Previsão constitucional

A própria CF/88 estimulou que a União, os
Estados, o DF e os Municípios formassem consórcios públicos para a realização
de objetivos comuns.

Para tanto, a CF/88 determinou que fosse editada
uma lei regulamentando como esses consórcios deverão funcionar.

Veja a previsão
constitucional:

Art. 241. A União, os Estados, o
Distrito Federal e os Municípios disciplinarão por meio de lei os consórcios
públicos e os convênios de cooperação entre os entes federados, autorizando a
gestão associada de serviços públicos, bem como a transferência total ou
parcial de encargos, serviços, pessoal e bens essenciais à continuidade dos
serviços transferidos. (Redação dada pela Emenda Constitucional nº 19/98)

Lei nº 11.107/2005

Para
atender à determinação constitucional, foi editada a Lei nº 11.107/2005, que dispõe
sobre normas gerais de contratação de consórcios públicos.
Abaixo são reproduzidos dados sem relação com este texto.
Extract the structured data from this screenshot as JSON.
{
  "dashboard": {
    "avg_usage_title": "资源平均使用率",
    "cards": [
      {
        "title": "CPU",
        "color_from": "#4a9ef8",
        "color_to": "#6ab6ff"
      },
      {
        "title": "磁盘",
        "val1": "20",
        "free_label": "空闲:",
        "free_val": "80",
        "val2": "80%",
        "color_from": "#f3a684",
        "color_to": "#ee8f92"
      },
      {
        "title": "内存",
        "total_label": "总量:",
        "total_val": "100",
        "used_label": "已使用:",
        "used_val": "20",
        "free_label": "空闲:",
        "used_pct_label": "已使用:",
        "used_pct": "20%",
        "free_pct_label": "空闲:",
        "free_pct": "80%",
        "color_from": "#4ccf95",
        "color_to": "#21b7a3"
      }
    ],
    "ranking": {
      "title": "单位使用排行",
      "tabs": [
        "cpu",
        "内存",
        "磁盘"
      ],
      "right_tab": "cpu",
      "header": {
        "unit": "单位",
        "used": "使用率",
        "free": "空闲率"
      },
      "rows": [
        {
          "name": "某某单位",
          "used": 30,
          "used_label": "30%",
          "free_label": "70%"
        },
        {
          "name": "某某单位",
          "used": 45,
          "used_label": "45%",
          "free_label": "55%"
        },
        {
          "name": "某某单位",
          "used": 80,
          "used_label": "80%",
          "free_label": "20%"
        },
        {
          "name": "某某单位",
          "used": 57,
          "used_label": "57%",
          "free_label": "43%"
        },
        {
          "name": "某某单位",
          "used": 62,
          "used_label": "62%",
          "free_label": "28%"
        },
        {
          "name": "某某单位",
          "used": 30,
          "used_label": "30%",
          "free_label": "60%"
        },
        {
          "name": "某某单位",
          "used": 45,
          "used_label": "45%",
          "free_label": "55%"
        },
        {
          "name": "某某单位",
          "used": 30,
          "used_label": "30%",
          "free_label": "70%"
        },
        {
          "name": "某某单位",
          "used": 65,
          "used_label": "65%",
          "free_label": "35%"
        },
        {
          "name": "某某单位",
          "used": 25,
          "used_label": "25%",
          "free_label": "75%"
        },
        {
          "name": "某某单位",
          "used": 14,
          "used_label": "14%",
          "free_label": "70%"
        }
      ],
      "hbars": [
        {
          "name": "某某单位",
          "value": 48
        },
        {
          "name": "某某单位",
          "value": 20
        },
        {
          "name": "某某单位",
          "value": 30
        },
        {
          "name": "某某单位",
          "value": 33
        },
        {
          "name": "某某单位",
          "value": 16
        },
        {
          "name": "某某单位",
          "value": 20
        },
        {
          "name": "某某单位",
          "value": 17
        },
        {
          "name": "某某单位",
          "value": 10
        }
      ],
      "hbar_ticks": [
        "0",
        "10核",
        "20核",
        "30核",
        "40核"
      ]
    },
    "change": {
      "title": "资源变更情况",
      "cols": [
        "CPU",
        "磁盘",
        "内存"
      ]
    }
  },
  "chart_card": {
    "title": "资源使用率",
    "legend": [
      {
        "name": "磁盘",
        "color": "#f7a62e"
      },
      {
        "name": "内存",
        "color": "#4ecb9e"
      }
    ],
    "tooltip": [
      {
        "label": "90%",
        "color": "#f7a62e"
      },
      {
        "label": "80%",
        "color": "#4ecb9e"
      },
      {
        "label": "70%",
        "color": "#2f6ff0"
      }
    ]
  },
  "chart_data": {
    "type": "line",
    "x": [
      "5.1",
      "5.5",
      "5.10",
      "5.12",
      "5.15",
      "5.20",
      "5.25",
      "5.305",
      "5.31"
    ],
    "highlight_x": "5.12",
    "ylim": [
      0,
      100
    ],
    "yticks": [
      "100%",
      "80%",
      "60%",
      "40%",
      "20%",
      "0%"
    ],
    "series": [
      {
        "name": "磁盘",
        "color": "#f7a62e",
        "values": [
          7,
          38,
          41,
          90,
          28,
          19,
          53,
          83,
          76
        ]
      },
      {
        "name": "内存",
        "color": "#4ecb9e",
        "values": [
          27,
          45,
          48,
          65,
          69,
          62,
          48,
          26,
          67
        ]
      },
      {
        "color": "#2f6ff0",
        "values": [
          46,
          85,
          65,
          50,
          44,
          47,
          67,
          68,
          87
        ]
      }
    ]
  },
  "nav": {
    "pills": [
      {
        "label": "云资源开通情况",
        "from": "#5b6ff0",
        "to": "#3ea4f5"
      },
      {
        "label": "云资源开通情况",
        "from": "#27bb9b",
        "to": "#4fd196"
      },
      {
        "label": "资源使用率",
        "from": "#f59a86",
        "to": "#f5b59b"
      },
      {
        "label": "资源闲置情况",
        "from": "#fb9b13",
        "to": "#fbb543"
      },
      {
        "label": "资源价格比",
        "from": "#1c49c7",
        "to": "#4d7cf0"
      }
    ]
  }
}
O art. 1º da Lei permite que a União, os Estados,
o Distrito Federal e os Municípios contratem entre si consórcios públicos para
a realização de objetivos de interesse comum.

Os objetivos dos consórcios
públicos serão determinados pelos entes da Federação que se consorciarem,
observados os limites constitucionais (ex: não é possível que dois
Estados-membros façam um consórcio entre si para explorar um porto marítimo,
considerando que se trata de competência da União, nos termos do art. 21, XII,
“f”, da CF/88).

A organização e funcionamento dos consórcios públicos serão
disciplinados pela Lei nº 11.107/2005 e pela legislação que rege as associações
civis (no que não contrariar a Lei nº 11.107/2005).

Personalidade jurídica própria

O consórcio público, depois de constituído,
adquire personalidade jurídica, que pode ser:

• de direito público
(chamada, neste caso, de associação pública; possui natureza autárquica);

• de direito privado
sem fins econômicos.

Art. 6º O consórcio público adquirirá personalidade jurídica:

I – de direito público, no caso de constituir associação
pública, mediante a vigência das leis de ratificação do protocolo de intenções;

II – de direito privado, mediante o atendimento dos requisitos
da legislação civil.

Desse modo, a Lei confere duas opções aos entes consorciados
que irão formar o consórcio:

a) Consórcio público com personalidade jurídica de direito
público.

É uma entidade da Administração Pública:

Art. 6º (…)

§ 1º O consórcio público com personalidade jurídica de direito
público integra a administração indireta de todos os entes da Federação
consorciados.

b) Consórcio público com personalidade jurídica de direito privado.

Os consórcios públicos estão obrigados a cumprir as exigências da administração
pública relacionadas com licitação, contratos e prestação de contas?

SIM.

• O consórcio público com personalidade jurídica de direito
público integra a administração pública e, portanto, está submetida a todas as
regras aplicáveis às demais entidades.

• O consórcio público com personalidade jurídica de direito privado,
apesar de não integrar a administração pública, também está submetida às regras
de licitação segundo previsão expressa do § 2º do art. 6º da Lei nº
11.107/2005.

Desse modo, a formação de um consórcio público com
personalidade jurídica de direito privado não serve para flexibilizar as regras
administrativas. Os consórcios públicos, ainda que revestidos de personalidade
jurídica de direito privado, observarão as normas de direito público no que
concerne à realização de licitação, celebração de contratos, admissão de
pessoal e à prestação de contas.

Participação da União

A União somente participará de consórcios públicos em que
também façam parte todos os Estados em cujos territórios
estejam situados os Municípios consorciados.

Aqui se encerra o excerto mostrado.